En pleine course pour l'alternance à la tête de la capitale, Rachida Dati réalise une campagne électorale apparemment contrastée, marquée par des choix stratégiques discutables. Sa décision de ne pas débattre avec ses adversaires soulève des interrogations, certains observateurs la voyant pressée d'atteindre le jour du scrutin, peut-être plus que lorsqu'elle a quitté son ministre de la Culture pour se lancer dans cette aventure politique.
Les campagnes électorales municipales, traditionnellement jalonnées de confrontations publiques, semblent cette année jouer dans un registre différent à Paris. Les deux grands prétendants à l'Hôtel de Ville, Dati et Emmanuel Grégoire, se sont abstenus de participer à des débats, chacun craignant que les affrontements ne leur soient davantage préjudiciables que bénéfiques.
Dans une intervention sur France Info, Dati a justifié ses choix en affirmant qu’elle ne souhaitait pas “participer à un pugilat”, rappelant son aversion pour les confrontations en direct, comme le rapporte le quotidien Le Parisien. Elle se positionne ainsi en réconciliatrice, opposant son style à celui de la gauche traditionnelle.
Un débat… sans les têtes d'affiche
Le débat organisé par France 3 s’est donc tenu sans les figures de proue, laissant place à des seconds rôles qui ont profité de l’aubaine pour s’exprimer. Sarah Knafo, créditée de 13,5 % selon un sondage Elabe, n’a pas hésité à critiquer Dati et Grégoire pour leur absence, soulignant qu'il était essentiel de confronter les projets pour permetre aux électeurs d’en juger.

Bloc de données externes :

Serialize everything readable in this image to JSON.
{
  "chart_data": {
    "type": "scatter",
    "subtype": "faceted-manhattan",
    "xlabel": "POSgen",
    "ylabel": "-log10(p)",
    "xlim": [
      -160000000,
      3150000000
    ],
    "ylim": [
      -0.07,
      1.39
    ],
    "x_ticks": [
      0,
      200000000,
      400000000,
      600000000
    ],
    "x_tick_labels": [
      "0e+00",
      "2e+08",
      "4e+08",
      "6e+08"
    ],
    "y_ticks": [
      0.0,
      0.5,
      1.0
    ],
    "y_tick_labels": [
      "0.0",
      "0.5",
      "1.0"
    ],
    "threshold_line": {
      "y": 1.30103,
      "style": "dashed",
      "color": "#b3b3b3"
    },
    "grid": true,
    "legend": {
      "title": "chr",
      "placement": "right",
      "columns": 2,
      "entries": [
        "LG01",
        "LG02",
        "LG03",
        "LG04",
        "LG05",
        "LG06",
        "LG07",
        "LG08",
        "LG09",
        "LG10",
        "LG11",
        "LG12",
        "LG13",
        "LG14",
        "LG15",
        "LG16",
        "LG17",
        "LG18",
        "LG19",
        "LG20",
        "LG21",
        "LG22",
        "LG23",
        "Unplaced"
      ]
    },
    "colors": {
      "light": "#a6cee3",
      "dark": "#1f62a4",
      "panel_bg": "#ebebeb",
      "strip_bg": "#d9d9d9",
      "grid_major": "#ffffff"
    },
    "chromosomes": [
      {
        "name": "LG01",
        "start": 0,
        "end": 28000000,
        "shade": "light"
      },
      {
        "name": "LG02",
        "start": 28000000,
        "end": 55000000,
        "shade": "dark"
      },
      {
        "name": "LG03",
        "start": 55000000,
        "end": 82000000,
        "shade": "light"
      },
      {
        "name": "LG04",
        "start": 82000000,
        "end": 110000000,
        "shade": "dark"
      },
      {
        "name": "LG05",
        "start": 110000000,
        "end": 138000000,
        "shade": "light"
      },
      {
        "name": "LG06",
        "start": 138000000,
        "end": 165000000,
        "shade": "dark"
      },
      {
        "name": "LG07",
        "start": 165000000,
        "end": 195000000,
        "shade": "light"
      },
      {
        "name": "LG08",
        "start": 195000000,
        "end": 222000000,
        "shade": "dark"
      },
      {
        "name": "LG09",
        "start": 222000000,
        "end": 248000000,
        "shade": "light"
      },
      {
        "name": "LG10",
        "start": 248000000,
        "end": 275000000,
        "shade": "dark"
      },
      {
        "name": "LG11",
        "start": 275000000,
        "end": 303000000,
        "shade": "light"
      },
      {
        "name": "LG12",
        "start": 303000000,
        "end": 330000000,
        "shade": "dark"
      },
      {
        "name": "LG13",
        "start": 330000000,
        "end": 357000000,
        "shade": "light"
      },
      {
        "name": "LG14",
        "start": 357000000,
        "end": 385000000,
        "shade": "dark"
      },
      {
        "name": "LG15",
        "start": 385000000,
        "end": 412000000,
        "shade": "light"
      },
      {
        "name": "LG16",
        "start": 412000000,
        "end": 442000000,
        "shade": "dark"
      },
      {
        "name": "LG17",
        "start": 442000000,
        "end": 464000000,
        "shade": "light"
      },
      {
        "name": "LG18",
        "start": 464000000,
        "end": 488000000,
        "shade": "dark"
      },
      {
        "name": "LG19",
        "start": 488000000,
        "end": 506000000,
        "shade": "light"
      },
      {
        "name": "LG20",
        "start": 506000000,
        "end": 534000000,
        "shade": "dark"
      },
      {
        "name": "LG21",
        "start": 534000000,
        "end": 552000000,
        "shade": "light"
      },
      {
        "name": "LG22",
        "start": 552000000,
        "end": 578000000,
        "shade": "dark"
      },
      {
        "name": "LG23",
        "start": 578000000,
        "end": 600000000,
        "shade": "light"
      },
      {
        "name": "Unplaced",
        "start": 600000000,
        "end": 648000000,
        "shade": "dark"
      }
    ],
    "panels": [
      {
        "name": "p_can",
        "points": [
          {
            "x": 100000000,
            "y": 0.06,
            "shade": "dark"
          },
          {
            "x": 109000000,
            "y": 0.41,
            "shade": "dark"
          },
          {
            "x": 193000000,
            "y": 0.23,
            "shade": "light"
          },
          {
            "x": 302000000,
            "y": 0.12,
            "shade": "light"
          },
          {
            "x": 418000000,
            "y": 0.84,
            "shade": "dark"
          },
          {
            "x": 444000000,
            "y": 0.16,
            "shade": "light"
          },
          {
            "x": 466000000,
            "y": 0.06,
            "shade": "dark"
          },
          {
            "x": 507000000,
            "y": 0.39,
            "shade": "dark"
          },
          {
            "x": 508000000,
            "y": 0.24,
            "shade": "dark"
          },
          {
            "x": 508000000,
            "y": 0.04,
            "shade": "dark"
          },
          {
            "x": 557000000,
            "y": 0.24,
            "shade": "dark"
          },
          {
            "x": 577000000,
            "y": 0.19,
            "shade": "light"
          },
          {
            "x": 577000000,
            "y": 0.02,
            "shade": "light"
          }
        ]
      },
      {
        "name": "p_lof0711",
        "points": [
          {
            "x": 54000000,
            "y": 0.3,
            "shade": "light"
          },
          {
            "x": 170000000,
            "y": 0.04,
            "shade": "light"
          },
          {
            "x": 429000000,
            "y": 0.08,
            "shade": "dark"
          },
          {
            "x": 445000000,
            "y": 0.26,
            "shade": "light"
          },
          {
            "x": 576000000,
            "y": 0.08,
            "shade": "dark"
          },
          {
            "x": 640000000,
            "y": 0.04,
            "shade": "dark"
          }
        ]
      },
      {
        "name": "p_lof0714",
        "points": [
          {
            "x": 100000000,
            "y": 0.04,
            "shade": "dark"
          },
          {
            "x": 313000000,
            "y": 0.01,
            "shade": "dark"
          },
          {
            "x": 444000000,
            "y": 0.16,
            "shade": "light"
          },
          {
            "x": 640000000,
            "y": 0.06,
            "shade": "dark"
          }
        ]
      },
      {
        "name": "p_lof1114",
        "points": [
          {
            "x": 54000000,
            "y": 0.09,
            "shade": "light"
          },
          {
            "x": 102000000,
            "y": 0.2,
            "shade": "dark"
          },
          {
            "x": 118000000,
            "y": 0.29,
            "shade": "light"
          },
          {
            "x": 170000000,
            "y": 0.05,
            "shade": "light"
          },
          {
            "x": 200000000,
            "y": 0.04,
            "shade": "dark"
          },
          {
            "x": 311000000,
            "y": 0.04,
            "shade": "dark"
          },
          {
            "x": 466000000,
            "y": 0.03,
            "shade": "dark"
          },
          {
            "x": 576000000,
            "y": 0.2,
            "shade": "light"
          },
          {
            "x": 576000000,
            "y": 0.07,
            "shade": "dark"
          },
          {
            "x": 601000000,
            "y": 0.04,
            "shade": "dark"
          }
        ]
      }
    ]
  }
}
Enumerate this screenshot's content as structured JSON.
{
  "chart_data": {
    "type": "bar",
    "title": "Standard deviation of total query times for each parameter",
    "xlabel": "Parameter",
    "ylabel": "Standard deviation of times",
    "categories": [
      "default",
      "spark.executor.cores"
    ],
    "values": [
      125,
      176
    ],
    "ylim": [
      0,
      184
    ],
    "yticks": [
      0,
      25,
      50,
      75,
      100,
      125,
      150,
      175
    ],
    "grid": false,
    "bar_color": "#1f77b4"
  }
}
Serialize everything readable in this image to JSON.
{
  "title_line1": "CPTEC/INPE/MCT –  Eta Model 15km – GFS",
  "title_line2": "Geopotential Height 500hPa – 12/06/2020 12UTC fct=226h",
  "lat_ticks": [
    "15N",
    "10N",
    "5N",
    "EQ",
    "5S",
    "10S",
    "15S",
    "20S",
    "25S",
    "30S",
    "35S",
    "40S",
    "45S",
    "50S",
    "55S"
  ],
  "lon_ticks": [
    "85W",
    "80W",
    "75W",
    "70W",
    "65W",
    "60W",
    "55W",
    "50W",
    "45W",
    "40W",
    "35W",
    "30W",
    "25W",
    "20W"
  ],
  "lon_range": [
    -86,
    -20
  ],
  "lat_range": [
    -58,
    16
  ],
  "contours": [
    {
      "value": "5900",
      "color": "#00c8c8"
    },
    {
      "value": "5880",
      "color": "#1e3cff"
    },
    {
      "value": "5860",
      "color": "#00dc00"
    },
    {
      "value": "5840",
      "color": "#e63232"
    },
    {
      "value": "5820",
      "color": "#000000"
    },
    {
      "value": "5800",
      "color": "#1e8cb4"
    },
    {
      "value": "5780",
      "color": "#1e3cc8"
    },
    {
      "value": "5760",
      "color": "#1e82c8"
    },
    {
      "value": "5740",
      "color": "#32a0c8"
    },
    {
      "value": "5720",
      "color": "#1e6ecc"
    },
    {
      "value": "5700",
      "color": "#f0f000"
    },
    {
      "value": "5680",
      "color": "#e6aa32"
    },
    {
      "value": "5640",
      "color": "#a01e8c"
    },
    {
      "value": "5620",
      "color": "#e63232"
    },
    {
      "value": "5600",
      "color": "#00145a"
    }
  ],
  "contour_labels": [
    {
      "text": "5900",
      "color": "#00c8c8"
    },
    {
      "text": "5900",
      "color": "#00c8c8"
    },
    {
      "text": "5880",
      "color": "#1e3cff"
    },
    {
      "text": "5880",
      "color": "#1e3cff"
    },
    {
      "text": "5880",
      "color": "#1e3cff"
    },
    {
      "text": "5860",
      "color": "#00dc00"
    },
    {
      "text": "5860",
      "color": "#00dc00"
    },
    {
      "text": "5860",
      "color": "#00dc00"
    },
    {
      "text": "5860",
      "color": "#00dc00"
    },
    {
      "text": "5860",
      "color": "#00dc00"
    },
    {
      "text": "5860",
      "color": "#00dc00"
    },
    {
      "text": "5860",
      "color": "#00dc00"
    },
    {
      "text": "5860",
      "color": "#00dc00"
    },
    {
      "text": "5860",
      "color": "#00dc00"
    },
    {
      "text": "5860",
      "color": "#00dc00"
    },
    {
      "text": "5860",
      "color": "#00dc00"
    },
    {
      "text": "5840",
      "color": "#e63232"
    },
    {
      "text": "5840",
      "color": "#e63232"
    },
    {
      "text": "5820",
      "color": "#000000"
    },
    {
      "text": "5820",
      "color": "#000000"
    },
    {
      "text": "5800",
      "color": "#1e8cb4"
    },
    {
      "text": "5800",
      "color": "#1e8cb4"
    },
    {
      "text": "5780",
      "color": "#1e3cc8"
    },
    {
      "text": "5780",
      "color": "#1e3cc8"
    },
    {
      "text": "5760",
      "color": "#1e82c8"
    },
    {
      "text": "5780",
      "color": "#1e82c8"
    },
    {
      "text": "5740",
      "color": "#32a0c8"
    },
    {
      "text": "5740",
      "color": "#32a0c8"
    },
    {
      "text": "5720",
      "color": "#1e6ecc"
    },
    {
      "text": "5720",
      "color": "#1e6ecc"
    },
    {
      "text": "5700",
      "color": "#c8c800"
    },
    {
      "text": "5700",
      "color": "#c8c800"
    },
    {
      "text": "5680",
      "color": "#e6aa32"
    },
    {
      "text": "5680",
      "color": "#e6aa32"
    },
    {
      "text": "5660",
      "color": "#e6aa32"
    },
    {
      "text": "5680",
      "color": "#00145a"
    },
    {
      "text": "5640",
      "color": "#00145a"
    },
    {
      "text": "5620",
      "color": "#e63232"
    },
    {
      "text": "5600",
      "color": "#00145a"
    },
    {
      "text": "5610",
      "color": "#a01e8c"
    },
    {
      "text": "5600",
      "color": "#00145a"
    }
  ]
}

Ce soir-là, elle fut rejointe par Pierre-Yves Bournazel qui lança, “Refuser le débat, c’est un déni de démocratie.” Ces critiques ont semblé s'adresser aux absents d'une manière plus générale : une disqualification pour l'avenir politique de Dati et de Grégoire. La candidate socialiste Lamia El Aaraji, remplaçant Grégoire, a tenté de justifier l’absence de son supérieur, le renvoyant à l’intransigeance de Dati sur le sujet des débats.
Scène de confrontation au Ve arrondissement
Quelques jours plus tôt, Emmanuel Grégoire avait tenté d'organiser une rencontre directe avec les électeurs du Ve arrondissement. Cela a toutefois pris une tournure inattendue lorsque Pierre-Yves Bournazel est intervenu, critiquant l'absence de débat. "Quand on croit en son projet, on vient débattre", a-t-il affirmé, marquant ainsi une opposition frontale à la stratégie d’évitement mise en place par ses concurrents.
Questions laissées sans réponse
L'absence de Dati et de Grégoire dans le débat a laissé en suspens des questions cruciales : pourquoi Grégoire refuse-t-il de renforcer la police municipale ? Quel avenir pour les logements sociaux ? Les citoyens, qui espéraient des clarifications, ont ressenti un manque de transparence sur des sujets directement liés à leur quotidien.
Par ailleurs, Dati, bien que bénéficiant d'une notoriété supérieure à son concurrent, a été critiquée pour ne pas avoir abordé des thèmes sensibles, comme les accusations de corruption qui la concernent.A lire aussi: Paris: tous les coups sont permis
En conclusion, à mesure que la campagne avance, le refus de Dati de débattre pourrait éveiller des doutes chez les électeurs sur sa volonté réelle d'effectuer un changement à la tête de la mairie. Les critiques fusent, et certains suggèrent même qu’elle pourrait n’être qu’une "Hidalgo de droite". En somme, cette campagne prend l’allure d’une bataille où les adversaires semblent plus préoccupés par l’évitement que par l’engagement sur les sujets qui importent aux Parisiens.